More Normal, Less Foreign

So then, you are no longer foreigners and strangers, but you are fellow citizens with the saints and members of God’s household.
— Ephesians 2:19

It’s a rescue and a resettlement. Immigration and adoption are two scriptural metaphors that frame our understanding of discipleship to formation.

First, immigration is a change of citizenship. A person leaves one authority, identity, and culture for another. The old has passed away. All things have become new (2 Cor. 5:17). The person begins a lifelong cultural orientation—making this new identity and new life more normal, less foreign.

Adoption is similar. A child is embraced by a new family; given a new authority, a new identity, and a new culture (John 3:3-7). Over time, the child’s new identity and the new family’s culture become more normal, less foreign. Again, a process of cultural orientation.

In each case, the person has been given their new identity and new culture before they have adapted to it. Others help them adapt, but they participate too. They train into a new way (1 Cor. 9:24-27, 1 Tim. 4:6-10). Applied spiritually, this new home isn’t totally unfamiliar. It’s the home we have been longing for all our lives but have never seen. Now in Christ, we’re given a foretaste—we are introduced to our new selves and new way of life. And we watch for the day when our exile in this world will end—when we will know fully, just as we have been fully known (1 Cor. 13:12).

We can see that Christian discipleship is more than just praying ‘the sinner’s prayer’, memorizing Bible verses, and completing a prescribed set of studies.

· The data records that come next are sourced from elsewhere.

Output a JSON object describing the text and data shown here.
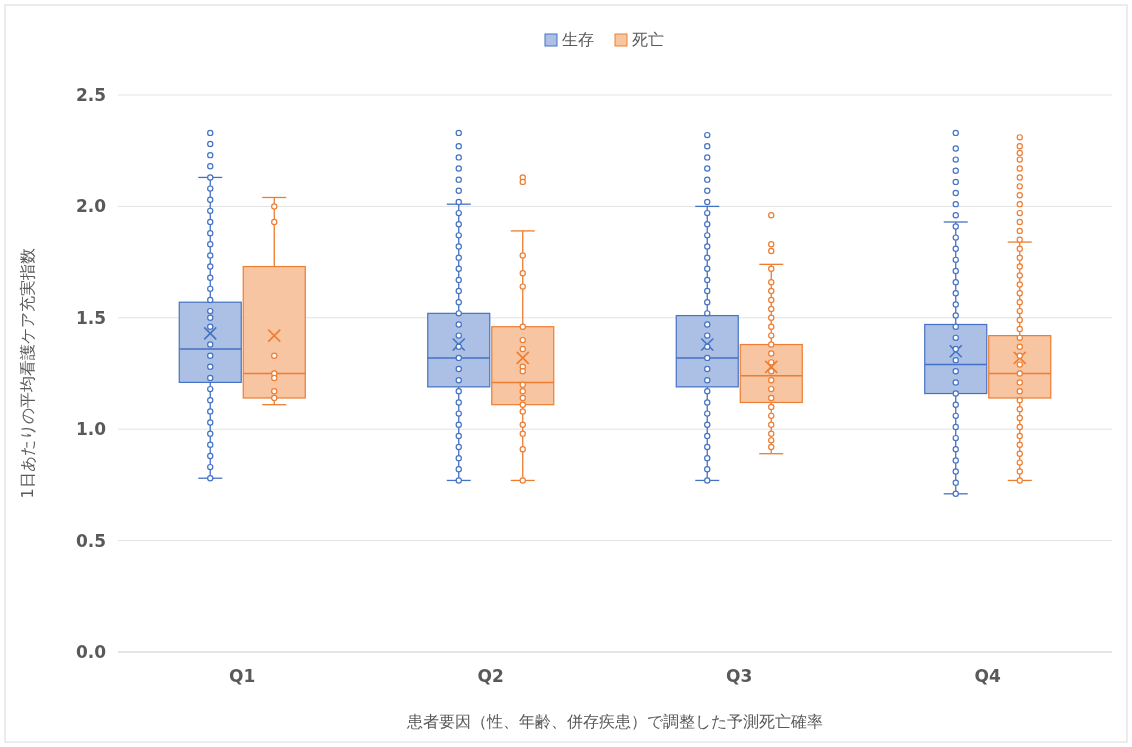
{
  "chart_data": {
    "type": "box",
    "xlabel": "患者要因（性、年齢、併存疾患）で調整した予測死亡確率",
    "ylabel": "1日あたりの平均看護ケア充実指数",
    "categories": [
      "Q1",
      "Q2",
      "Q3",
      "Q4"
    ],
    "ylim": [
      0,
      2.5
    ],
    "yticks": [
      {
        "value": 0,
        "label": "0.0"
      },
      {
        "value": 0.5,
        "label": "0.5"
      },
      {
        "value": 1,
        "label": "1.0"
      },
      {
        "value": 1.5,
        "label": "1.5"
      },
      {
        "value": 2,
        "label": "2.0"
      },
      {
        "value": 2.5,
        "label": "2.5"
      }
    ],
    "grid": "y",
    "legend": "top",
    "marker": "circle",
    "series": [
      {
        "name": "生存",
        "color": "#4472c4",
        "boxes": [
          {
            "low": 0.78,
            "q1": 1.21,
            "median": 1.36,
            "q3": 1.57,
            "high": 2.13,
            "mean": 1.43,
            "outliers": [
              0.78,
              0.83,
              0.88,
              0.93,
              0.98,
              1.03,
              1.08,
              1.13,
              1.18,
              1.23,
              1.28,
              1.33,
              1.38,
              1.46,
              1.5,
              1.53,
              1.58,
              1.63,
              1.68,
              1.73,
              1.78,
              1.83,
              1.88,
              1.93,
              1.98,
              2.03,
              2.08,
              2.13,
              2.18,
              2.23,
              2.28,
              2.33
            ]
          },
          {
            "low": 0.77,
            "q1": 1.19,
            "median": 1.32,
            "q3": 1.52,
            "high": 2.01,
            "mean": 1.38,
            "outliers": [
              0.77,
              0.82,
              0.87,
              0.92,
              0.97,
              1.02,
              1.07,
              1.12,
              1.17,
              1.22,
              1.27,
              1.32,
              1.37,
              1.42,
              1.47,
              1.52,
              1.57,
              1.62,
              1.67,
              1.72,
              1.77,
              1.82,
              1.87,
              1.92,
              1.97,
              2.02,
              2.07,
              2.12,
              2.17,
              2.22,
              2.27,
              2.33
            ]
          },
          {
            "low": 0.77,
            "q1": 1.19,
            "median": 1.32,
            "q3": 1.51,
            "high": 2.0,
            "mean": 1.38,
            "outliers": [
              0.77,
              0.82,
              0.87,
              0.92,
              0.97,
              1.02,
              1.07,
              1.12,
              1.17,
              1.22,
              1.27,
              1.32,
              1.37,
              1.42,
              1.47,
              1.52,
              1.57,
              1.62,
              1.67,
              1.72,
              1.77,
              1.82,
              1.87,
              1.92,
              1.97,
              2.02,
              2.07,
              2.12,
              2.17,
              2.22,
              2.27,
              2.32
            ]
          },
          {
            "low": 0.71,
            "q1": 1.16,
            "median": 1.29,
            "q3": 1.47,
            "high": 1.93,
            "mean": 1.35,
            "outliers": [
              0.71,
              0.76,
              0.81,
              0.86,
              0.91,
              0.96,
              1.01,
              1.06,
              1.11,
              1.16,
              1.21,
              1.26,
              1.31,
              1.36,
              1.41,
              1.46,
              1.51,
              1.56,
              1.61,
              1.66,
              1.71,
              1.76,
              1.81,
              1.86,
              1.91,
              1.96,
              2.01,
              2.06,
              2.11,
              2.16,
              2.21,
              2.26,
              2.33
            ]
          }
        ]
      },
      {
        "name": "死亡",
        "color": "#ed7d31",
        "boxes": [
          {
            "low": 1.11,
            "q1": 1.14,
            "median": 1.25,
            "q3": 1.73,
            "high": 2.04,
            "mean": 1.42,
            "outliers": [
              2.0,
              1.93,
              1.33,
              1.25,
              1.23,
              1.17,
              1.14
            ]
          },
          {
            "low": 0.77,
            "q1": 1.11,
            "median": 1.21,
            "q3": 1.46,
            "high": 1.89,
            "mean": 1.32,
            "outliers": [
              2.13,
              2.11,
              1.78,
              1.7,
              1.64,
              1.46,
              1.4,
              1.36,
              1.28,
              1.26,
              1.2,
              1.17,
              1.14,
              1.11,
              1.08,
              1.02,
              0.98,
              0.91,
              0.77
            ]
          },
          {
            "low": 0.89,
            "q1": 1.12,
            "median": 1.24,
            "q3": 1.38,
            "high": 1.74,
            "mean": 1.28,
            "outliers": [
              1.96,
              1.83,
              1.8,
              1.72,
              1.66,
              1.62,
              1.58,
              1.54,
              1.5,
              1.46,
              1.42,
              1.38,
              1.34,
              1.3,
              1.26,
              1.22,
              1.18,
              1.14,
              1.1,
              1.06,
              1.02,
              0.98,
              0.95,
              0.92
            ]
          },
          {
            "low": 0.77,
            "q1": 1.14,
            "median": 1.25,
            "q3": 1.42,
            "high": 1.84,
            "mean": 1.32,
            "outliers": [
              2.31,
              2.27,
              2.24,
              2.21,
              2.17,
              2.13,
              2.09,
              2.05,
              2.01,
              1.97,
              1.93,
              1.89,
              1.85,
              1.81,
              1.77,
              1.73,
              1.69,
              1.65,
              1.61,
              1.57,
              1.53,
              1.49,
              1.45,
              1.41,
              1.37,
              1.33,
              1.29,
              1.25,
              1.21,
              1.17,
              1.13,
              1.09,
              1.05,
              1.01,
              0.97,
              0.93,
              0.89,
              0.85,
              0.81,
              0.77
            ]
          }
        ]
      }
    ]
  }
}
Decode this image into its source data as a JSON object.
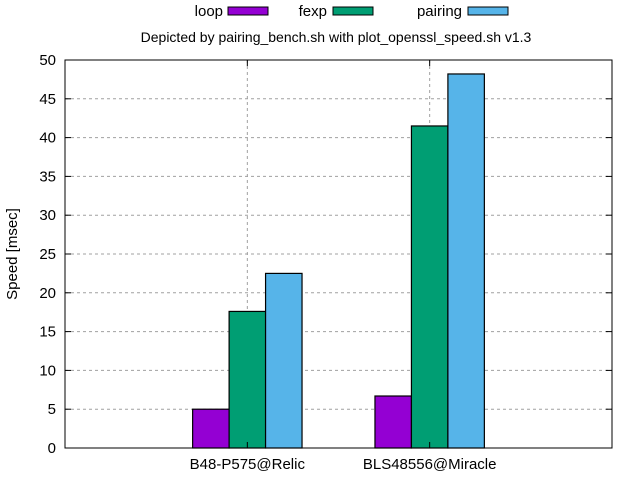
{
  "chart_data": {
    "type": "bar",
    "title": "Depicted by pairing_bench.sh with plot_openssl_speed.sh v1.3",
    "xlabel": "",
    "ylabel": "Speed [msec]",
    "ylim": [
      0,
      50
    ],
    "yticks": [
      0,
      5,
      10,
      15,
      20,
      25,
      30,
      35,
      40,
      45,
      50
    ],
    "grid": true,
    "legend_placement": "top",
    "categories": [
      "B48-P575@Relic",
      "BLS48556@Miracle"
    ],
    "series": [
      {
        "name": "loop",
        "color": "#9400d3",
        "values": [
          5.0,
          6.7
        ]
      },
      {
        "name": "fexp",
        "color": "#009e73",
        "values": [
          17.6,
          41.5
        ]
      },
      {
        "name": "pairing",
        "color": "#56b4e9",
        "values": [
          22.5,
          48.2
        ]
      }
    ]
  }
}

Discipleship begins with our rescue from the ‘domain of darkness’ and our transfer to (new citizenship in) the kingdom of God’s Son (Col. 1:13-14). It’s being embraced as God’s children and being made heirs of his kingdom (Rom. 8:14-17). It’s the life-long process of making Kingdom life more normal, less foreign. In fact, our new identity and new culture become so real to us that we can serve as ambassadors of God’s kingdom to the world we ‘left’ (2 Cor. 5:20). While still very much a part of Creation—with its joys and struggles—we are now ‘in the world’ but not ‘of the world’ (John 17:1-26). We live surrounded by the patterns of this world, but are being trained in the patterns of God’s kingdom (Rom. 12:2).

This way of discipleship was modeled by Jesus with his disciples. He invited them into relationship with himself. For three years, Jesus revealed himself to them. He talked constantly about what his kingdom is like and described those who would inhabit his kingdom. And he had them participate with him in Kingdom activity.

This is how our new identity and our new culture become more normal, less foreign; increasingly ‘Kingdom-normal’. Together, we gather around Jesus, our new King. We discover what he is like and what his kingdom is like. We see who we are in Christ. And we practice Kingdom activity. This is discipleship: training ourselves and others to be trained by Christ.

Come, let us bow down. Let us revere him.
Let us kneel before the Lord our Maker,
for he is our God,
and we are the people of his pasture
and the flock in his hand.
— Psalm 95:6-7
Know that the Lord is God.
He made us, and we are his.
We are his people, the sheep of his pasture.